Supervenom–I’d be very interested in the responses to your question for recovery of CNS fatigue. Due to work, family, etc when I do split sessions many times they are quite a few hours apart, sometime as many as 8 but still in the same day (for instance, I may be able to sprint sometime over the lunch hour, and then start lifting power cleans and such at 8 or 9 p.m. once the kids go to bed). I don’t think I’ve seen or felt very many issues with it but would be curious what the rest of you think–am I still getting the most bang for my buck or have I entered the resting phase and shouldn’t do any lifting at night and wait the 48 or so hours until next time?
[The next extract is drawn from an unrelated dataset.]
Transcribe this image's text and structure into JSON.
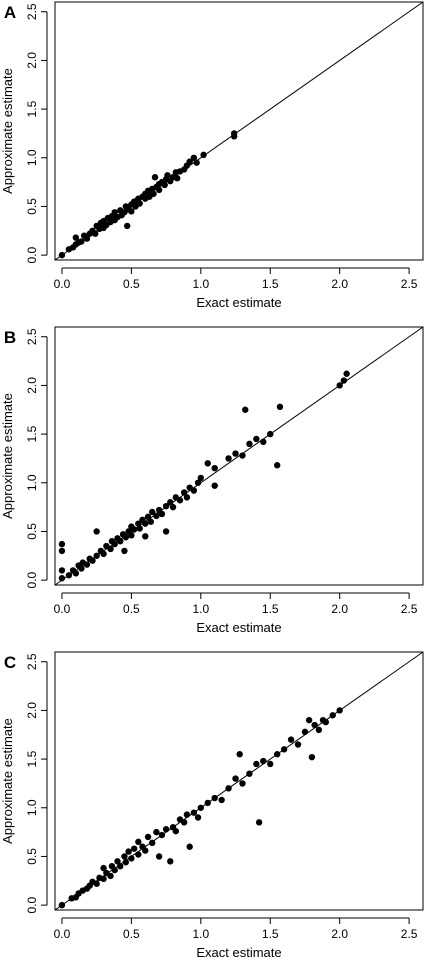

That might be true. However, I am interested whether training should focus more on training in different context, so that the motor pattern is more stable and generalizable across conditions. As Bernstein stated you cannot perform two movements in the identical matter (“repetition without repetition”), there are allways small differences. The state of an organism also tends to change from moment to moment (think about emotional state)

How can we get these differences at minimum?